Indeed, some flavors of Gatorade, Powerade and Vitaminwater have about 20 mgs. of sugar per bottle (about half that of a Coke or Pepsi, but more than you’d expect in a “healthy” drink.)

Some say the body actually needs sugar while it’s exercising, but it’s the kind of sugar in these drinks that should give one pause. Vitaminwater, for example, lists crystalline fructose as its second ingredient. Fructose (as opposed to actual cane sugar) has been implicated in the rise of Type 2 diabetes, according to a number of studies. In addition, a recent study suggests that fructose slows down brain function and could lead to Alzheimer’s.

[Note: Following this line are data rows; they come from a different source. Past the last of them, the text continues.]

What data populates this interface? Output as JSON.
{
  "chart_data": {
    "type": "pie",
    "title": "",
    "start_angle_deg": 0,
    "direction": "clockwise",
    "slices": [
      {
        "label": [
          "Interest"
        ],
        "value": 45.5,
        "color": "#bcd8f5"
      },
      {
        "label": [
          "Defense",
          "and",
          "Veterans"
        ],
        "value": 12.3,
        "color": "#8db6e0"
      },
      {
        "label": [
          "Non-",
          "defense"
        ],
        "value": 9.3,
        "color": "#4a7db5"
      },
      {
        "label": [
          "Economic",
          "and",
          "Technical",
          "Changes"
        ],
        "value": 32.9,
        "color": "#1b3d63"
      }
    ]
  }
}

Of course, all these studies come from experiments on mice or rats that are fed megadoses of fructose. So, as the saying goes, everything in moderation probably won’t kill you. But for some reason, crystalline fructose sounds like something cooked up in Frankenstein’s laboratory. And we all know how that turned out.

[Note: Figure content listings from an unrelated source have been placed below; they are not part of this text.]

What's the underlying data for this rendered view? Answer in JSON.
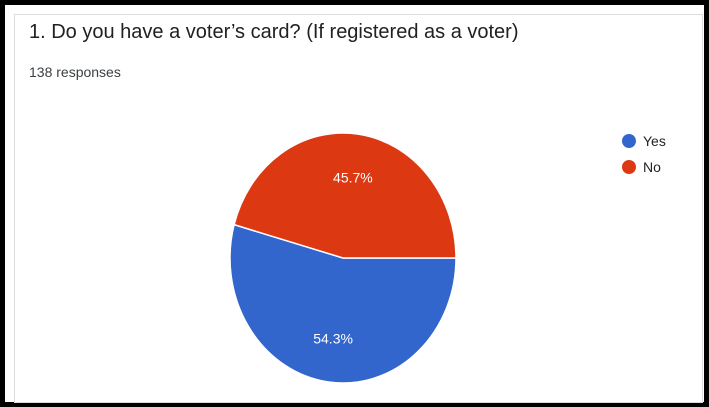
{
  "question": {
    "title": "1. Do you have a voter’s card? (If registered as a voter)",
    "responses": "138 responses"
  },
  "chart_data": {
    "type": "pie",
    "title": "1. Do you have a voter’s card? (If registered as a voter)",
    "categories": [
      "Yes",
      "No"
    ],
    "values": [
      54.3,
      45.7
    ],
    "labels": [
      "54.3%",
      "45.7%"
    ],
    "colors": [
      "#3366cc",
      "#dc3912"
    ],
    "legend": "right"
  }
}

Sugar aside, the worst thing about the new sports drinks is the fact that they aren’t living up to their health claims. In 2009, the Center for Science in the Public Interest brought a suit against Coca Cola for “deceptive and unsubstantiated” health claims about its Vitaminwaters, which contain miniscule amounts of zinc, vitamin C and electrolytes. The suit is ongoing, but you might say the jury is already in. During oral arguments concerning the motion to dismiss the case, Coke’s lawyers admitted that “no consumer could reasonably be misled into thinking Vitaminwater was a healthy beverage.” The judge denied Coke’s motion to dismiss the suit.

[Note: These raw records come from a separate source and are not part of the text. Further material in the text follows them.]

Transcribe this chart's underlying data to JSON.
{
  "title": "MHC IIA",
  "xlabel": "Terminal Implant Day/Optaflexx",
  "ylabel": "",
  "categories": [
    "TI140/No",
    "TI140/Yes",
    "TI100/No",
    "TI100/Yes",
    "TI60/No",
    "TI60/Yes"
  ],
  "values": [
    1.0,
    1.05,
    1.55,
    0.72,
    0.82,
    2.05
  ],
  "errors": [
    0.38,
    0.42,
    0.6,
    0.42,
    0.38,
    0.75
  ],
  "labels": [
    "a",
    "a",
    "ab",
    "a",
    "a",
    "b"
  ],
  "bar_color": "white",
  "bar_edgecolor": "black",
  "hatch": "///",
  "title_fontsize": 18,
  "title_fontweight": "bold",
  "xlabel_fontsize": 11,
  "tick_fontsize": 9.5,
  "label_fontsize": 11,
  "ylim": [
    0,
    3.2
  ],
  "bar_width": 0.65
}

Then there’s the category of coconut waters. When these new players burst onto the sports drink scene several years ago, many proclaimed them to be the all-natural alternative to those sugary sports drinks. They are made from coconuts, with only pure fruit juice added, and the potassium and magnesium supposedly come from the all-natural ingredients themselves. According to Vita Coco’s advertising, there’s three times as much potassium in an 8-ounce serving of Vita Coco as you’d get in one banana, and the sugar (11g in the plain coconut flavor) is natural fruit sugar, not fructose.

But even coconut waters have come under attack for misleading claims since they debuted. In 2011, ConsumerLab.com reported the results of their study examining the nutritional content of three different brands: ZICO, Vita Coco and O.N.E. The study showed that Vita Coco and O.N.E. contained significantly less sodium and magnesium than what was listed on their labels. Vita Coco settled a class-action lawsuit in 2012, agreeing to make it clear on labeling that the amounts of some of the electrolytes in its product can vary.

The newest category of enhanced waters is led by Smartwater (made by Coca Cola, the same people that make Vitaminwater.) Smartwater is distilled spring water with electrolytes added for flavor. (You’ll pay an extra 50 cents to a $1 for those electrolytes.) In the interest of full disclosure, Smartwater is usually my bottled water of choice when I head out the door without my refillable container. I’m not convinced I’m any better off for drinking Smartwater, but I do like its taste better than the stuff from my filtered tap.

The reality, according to nutrition experts, is that most of us don’t need replacement drinks because we aren’t continuously exercising long enough (more than an hour) to deplete ourselves of electrolytes. And even if our electrolytes are depleted, simple foods, such as bananas, yogurt or a handful of peanuts, will replenish us before we start to feel any ill effects.

Mandy Farrar carries Salt Stick, a salt tablet, with her to take every hour during her 15-hour triathlons. Other endurance athletes mix up pure, squeezed lemon juice with a pinch of salt and add it to their water bottle.

The bottom line is, why bother with more expensive sports drinks and their gimmicky claims when plain old water will do?